I hope that my readers never have to experience what I’ve described in this chapter.  At least two-thirds of the GALs I encounter—in other words, the great majority of them—are professional and competent.

 

A few tips in dealing with GALs:

  1. Home Visits

 

  1. GALs will often make at least one home visit.  Ensure that the home is tidy and clean. 
  2. Treat a GAL like special company.  Make sure you offer him or her a glass of water or tea. 
  3. Take time to make sure that the space where the child will sleep is neat and tidy.
  4. Speak kindly of your “family” and respond to questions with the “best interests of the child” standard in mind.
  5. If you speak of the other parent in a negative way, be specific and cite specific anecdotes to back up any allegation—be objective and methodical in reciting past issues.

 

  1. Documents

 

  1. Prepare a list of witnesses that will support your presentation to the GAL (review this presentation with your attorney prior to the home visit). 
  2. Prepare a list of people that provide care to your child—doctors, teachers, daycare personnel, dentists, and coaches. 
  3. Make a copy of your current and proposed visitation schedule. 
  4. Provide the GAL with a diary of the child’s activities in an average month.

 

  1. After the Report

 

  1. Review the GAL report carefully with your attorney, noting any mistakes or omissions, as these points can be raised in court—or before, in some cases.

 

Finally, courts and judges use the following 10-factor test (based on Virginia Code section 20-124.3) when considering what presented custody or visitation plan is in the best interests of the child.  Our firm works with each client during a custody case to draft answers to each of these  ten factors, filing them with the court in advance.  This response forms the basis of our court preparation.  These  ten factors include:

 

  1. The age and physical and mental condition of the child and the child’s developmental needs;
  2. The age and physical and mental condition of each parent;
  3. The relationship between each parent and the child, the parent’s positive involvement and ability to assess and meet the child’s needs;
  4. The child’s needs, including important relationships, such as with brothers and sisters, grandparents, and other relatives;
  5. The role which each parent has played and will play in the upbringing and care of the child;
  6. The propensity of each parent to actively support the child’s contact and relationship with the other parent, including whether a parent has unreasonably denied the other parent access to or visitation with the child;
  7. Each parent’s willingness to support the child’s relationship with the other parent, his or her willingness and ability to maintain a close relationship with the child, and his or her ability to cooperate in matters affecting the child;
  8. The child’s preference (if the child is 13 years of age or older, typically his or her opinion carries more weight with the court, though this is very fact dependent and should be carefully considered before proffering);
  9. Any history of abuse; and
  10. Any other factors the judge may feel necessary to consider.    
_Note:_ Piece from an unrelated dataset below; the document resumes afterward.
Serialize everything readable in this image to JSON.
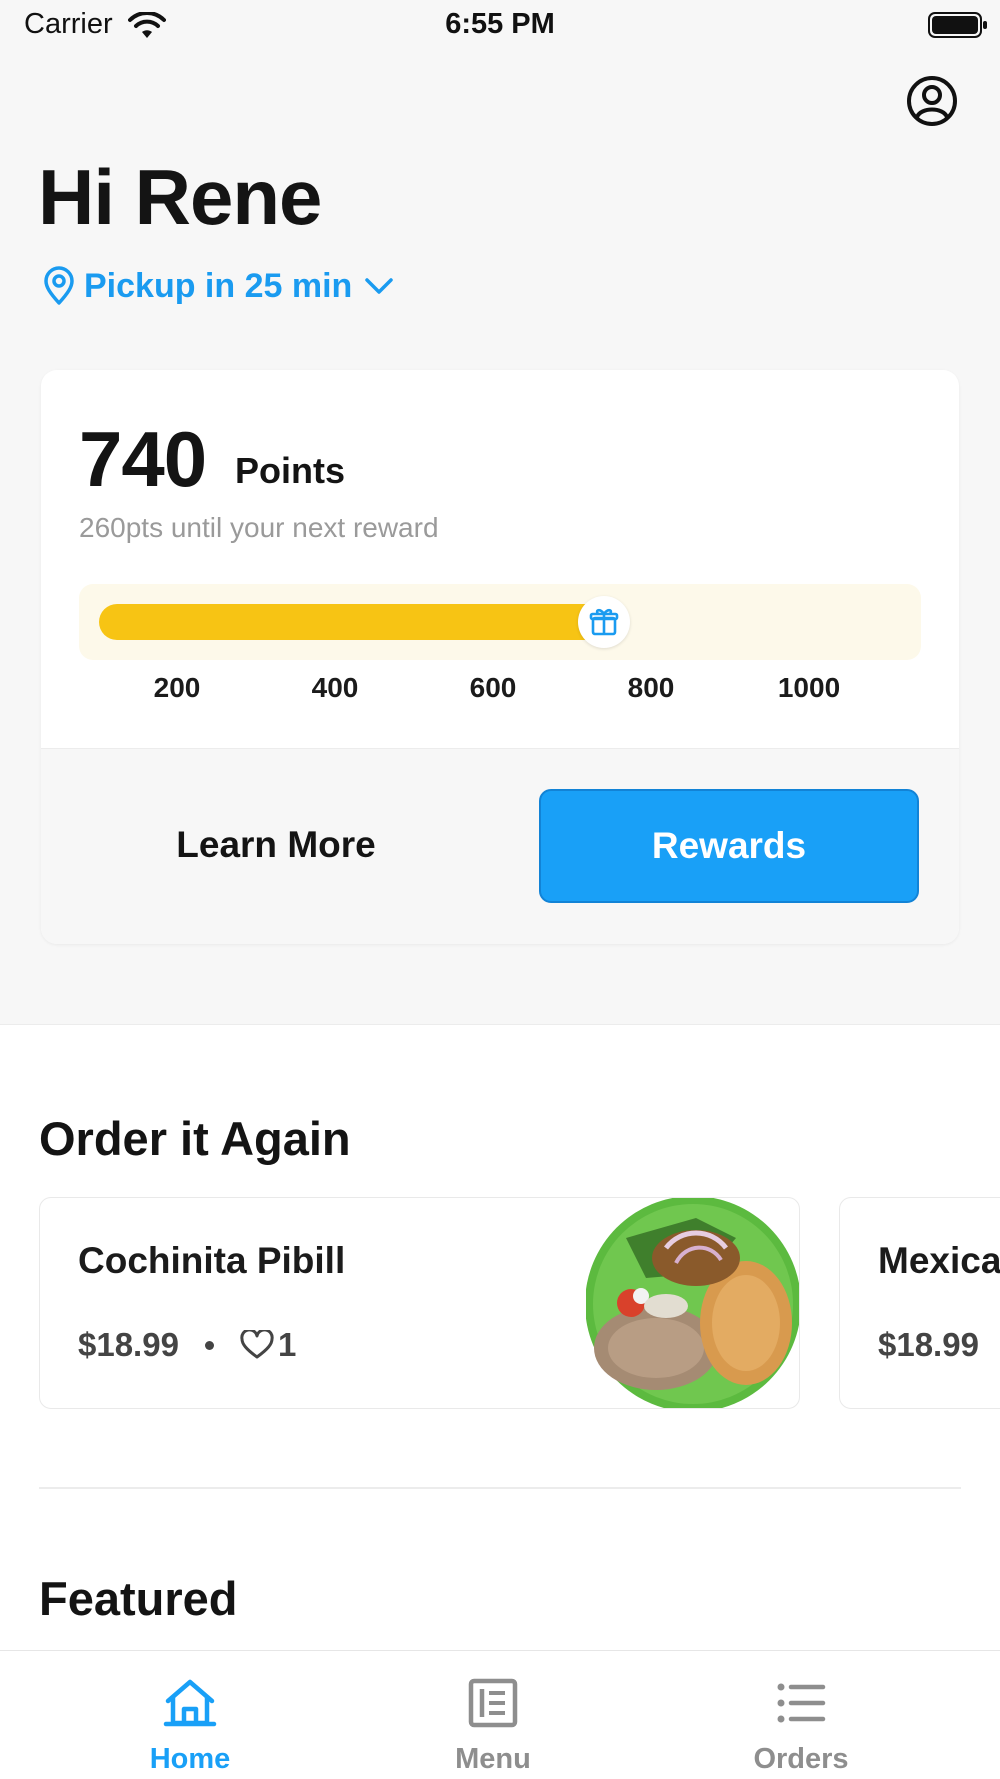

The right combination of answers to these questions varies with each family, but certain themes should emerge as you absorb these ten factors. 

It should be obvious that evidence of any foul play or disruption in one parent’s ability to assist in raising a child will be met with the harshest response from the court.  Past history or the parental role assumed during the marriage or before the custody battle began informs the court of the habit and custom of the parties—and what the child may have come to expect.

A child’s preference matters far less than most parents assume, unless allegations of abuse emerge as the underlying reason for this preference.